NVIDIA / enroot

A simple yet powerful tool to turn traditional container/OS images into unprivileged sandboxes.
Apache License 2.0
648 stars 94 forks source link

enroot-switchroot: failed to execute: /bin/sh: Permission denied #156

Open szhengac opened 1 year ago

szhengac commented 1 year ago

Hi,

I am testing Megatron training on a demo machine with slurm. The machine has very limited disk size. And, I have to change the squashfs filesystem path to /run (tmpfs filesystem) by using srun --export="XDG_DATA_HOME=/run/tmp". I am not sure if this is the right way to change the default path off the home directory, but the error message No space left on device was gone after setting this env var. However, there is another error coming out as shown below. Any advice will be very much appreciated.

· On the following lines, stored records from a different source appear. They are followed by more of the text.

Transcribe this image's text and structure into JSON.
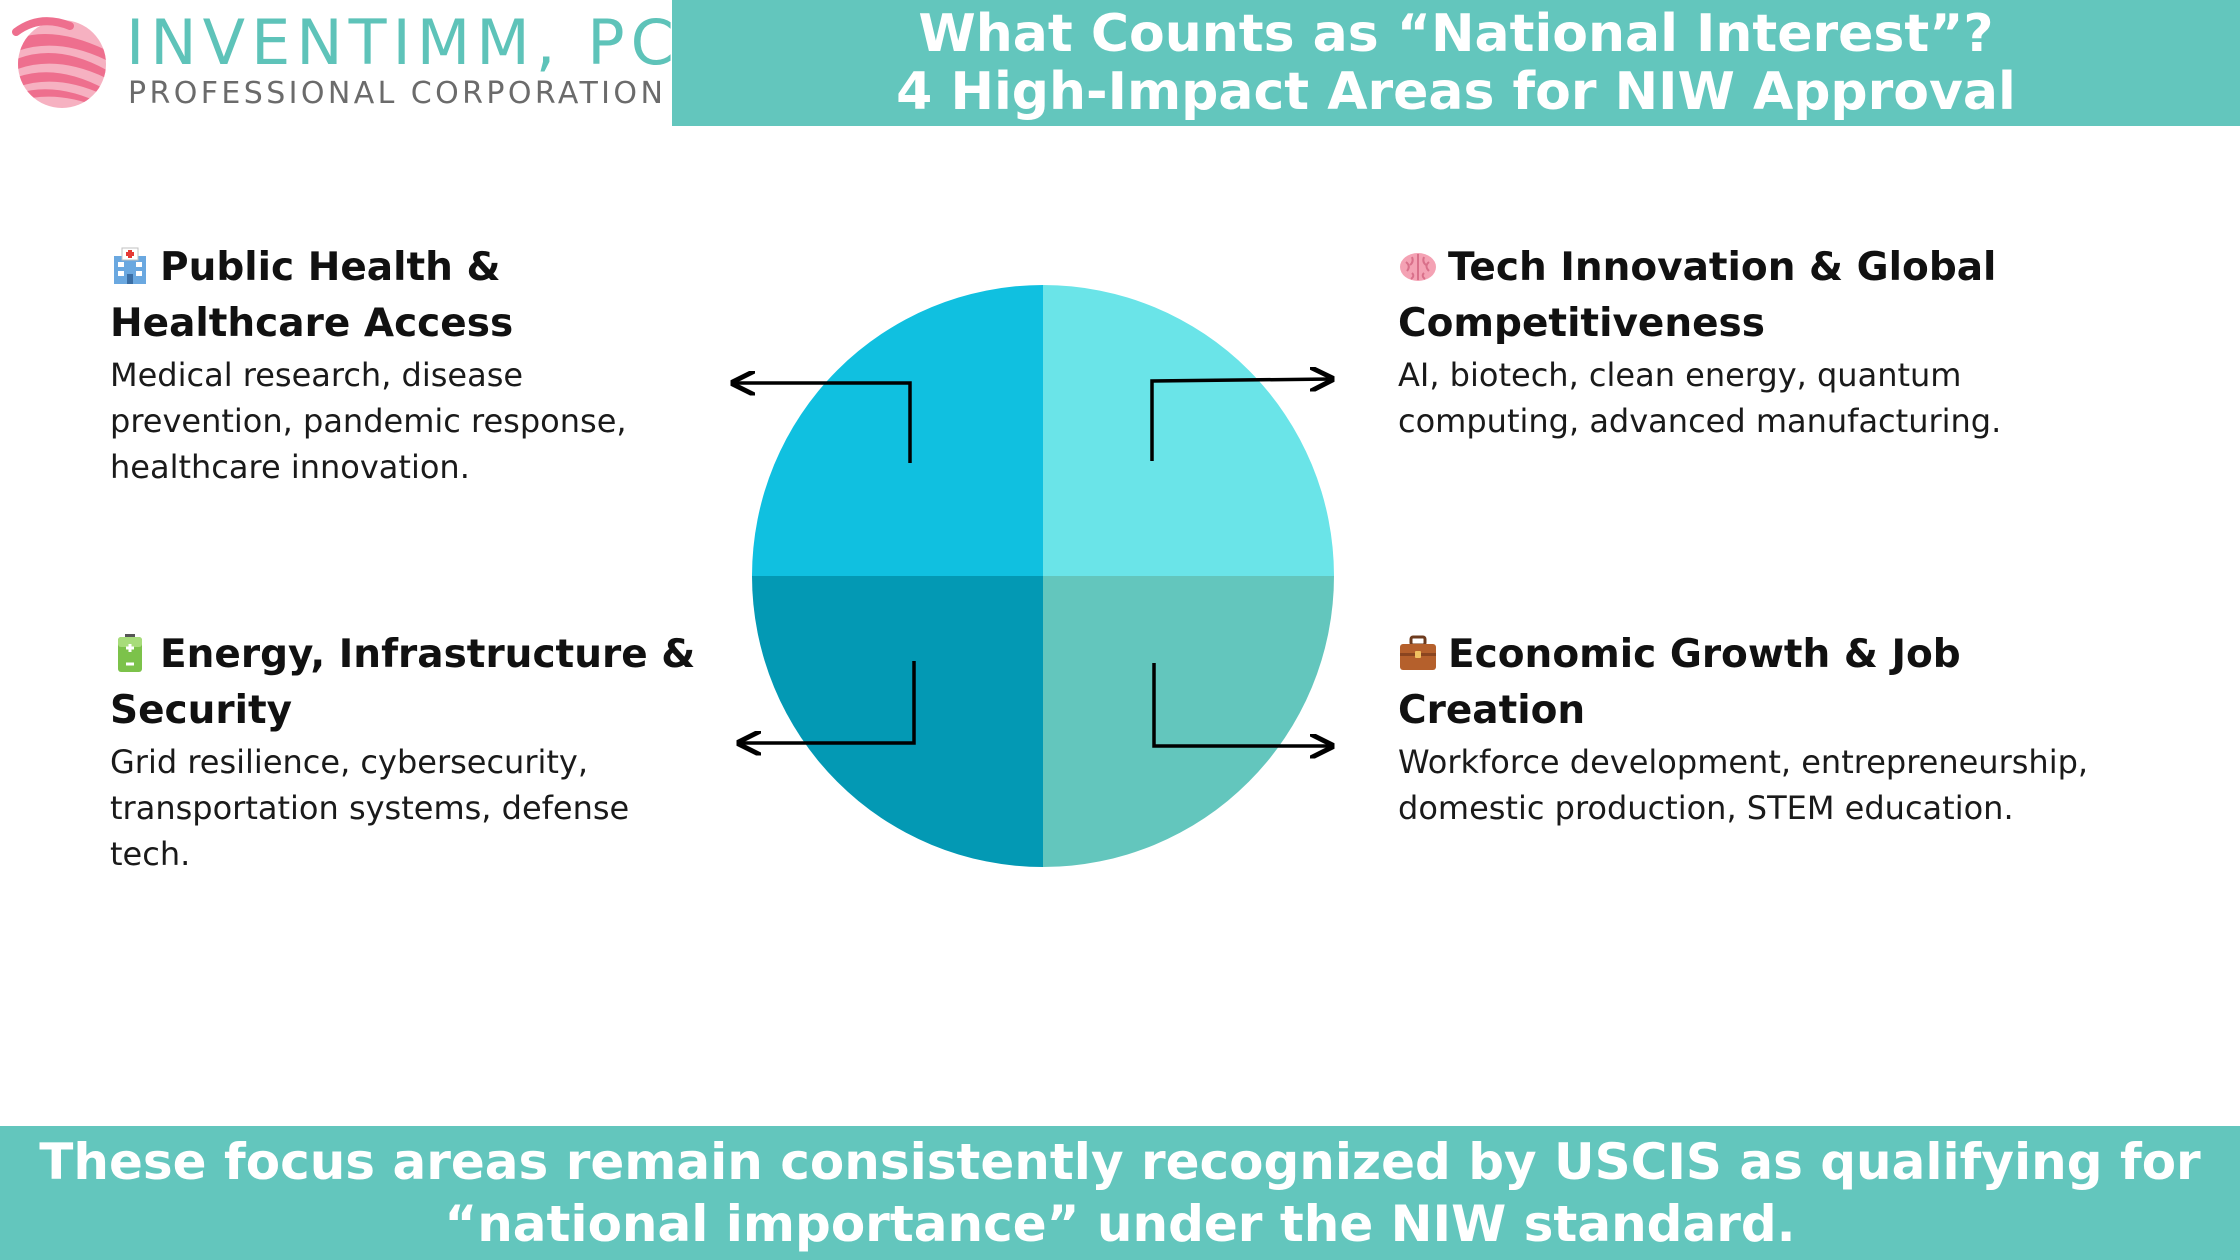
{
  "brand": {
    "name": "INVENTIMM, PC",
    "subtitle": "PROFESSIONAL CORPORATION",
    "logo_icon": "swoosh-logo-icon"
  },
  "header": {
    "title_line1": "What Counts as “National Interest”?",
    "title_line2": "4 High-Impact Areas for NIW Approval"
  },
  "areas": [
    {
      "icon": "hospital-icon",
      "heading": "Public Health & Healthcare Access",
      "body": "Medical research, disease prevention, pandemic response, healthcare innovation."
    },
    {
      "icon": "brain-icon",
      "heading": "Tech Innovation & Global Competitiveness",
      "body": "AI, biotech, clean energy, quantum computing, advanced manufacturing."
    },
    {
      "icon": "battery-icon",
      "heading": "Energy, Infrastructure & Security",
      "body": "Grid resilience, cybersecurity, transportation systems, defense tech."
    },
    {
      "icon": "briefcase-icon",
      "heading": "Economic Growth & Job Creation",
      "body": "Workforce development, entrepreneurship, domestic production, STEM education."
    }
  ],
  "colors": {
    "bar_teal": "#63c6bd",
    "quadrant_top_left": "#10c0e0",
    "quadrant_top_right": "#6ae4e8",
    "quadrant_bottom_left": "#0399b4",
    "quadrant_bottom_right": "#63c6bd",
    "logo_pink": "#ee6f8e"
  },
  "footer": {
    "line1": "These focus areas remain consistently recognized by USCIS as qualifying for",
    "line2": "“national importance” under the NIW standard."
  }
}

[2023-05-04T22:50:32.199] launch task StepId=81.0 request from UID:1002 GID:1002 HOST:127.0.0.1 PORT:60098
[2023-05-04T22:50:32.200] task/affinity: lllp_distribution: JobId=81 implicit auto binding: cores, dist 8192
[2023-05-04T22:50:32.200] task/affinity: _task_layout_lllp_cyclic: _task_layout_lllp_cyclic 
[2023-05-04T22:50:32.200] task/affinity: _lllp_generate_cpu_bind: _lllp_generate_cpu_bind jobid [81]: mask_cpu, 0x00000000000000000000000000010000000000000000000000000001
[2023-05-04T22:50:32.273] [81.0] pyxis: creating container filesystem: pyxis_81.0
[2023-05-04T22:50:44.775] [81.0] pyxis: starting container: pyxis_81.0
[2023-05-04T22:50:44.984] [81.0] error: pyxis: container start failed with error code: 1
[2023-05-04T22:50:44.984] [81.0] error: pyxis: printing enroot log file:
[2023-05-04T22:50:44.984] [81.0] error: pyxis:     enroot-switchroot: failed to execute: /bin/sh: Permission denied
[2023-05-04T22:50:44.984] [81.0] error: pyxis: couldn't start container
[2023-05-04T22:50:44.984] [81.0] error: spank: required plugin spank_pyxis.so: task_init() failed with rc=-1
[2023-05-04T22:50:44.984] [81.0] error: Failed to invoke spank plugin stack
[2023-05-04T22:50:44.986] [81.0] pyxis: removing container filesystem: pyxis_81.0
[2023-05-04T22:50:46.968] [81.0] done with job

/bin/sh permission should be correct:

lrwxrwxrwx 1 root root 4 Mar 23  2022 /bin/sh -> dash
flx42 commented 1 year ago

Where are the container filesystems stored? i.e. the value of ENROOT_DATA_PATH, and how is it mounted?

This error can happen when ENROOT_DATA_PATH is on a filesystem mounted with noexec

szhengac commented 1 year ago

@flx42 I use enroot import to preprocess the docker image to sqsh format in advance and put it under /run (tmpfs filesystem), otherwise it will use ~/.cache and /tmp and the root disk does not have much available space. ENROOT_DATA_PATH is empty on my system. By default, what I see is that everything is put under ~/.local

3XX0 commented 1 year ago

--export="XDG_DATA_HOME=/run/tmp is going to influence ENROOT_DATA_PATH and /run is noexec on most distributions. I suggest you configure it in /etc/enroot/enroot.conf to some other location. Also careful with --export as it will unset all the environment.

szhengac commented 1 year ago

I have managed to clean up a disk for this. But thanks for the advice. BTW, I think we can keep the environment by adding ALL to --export?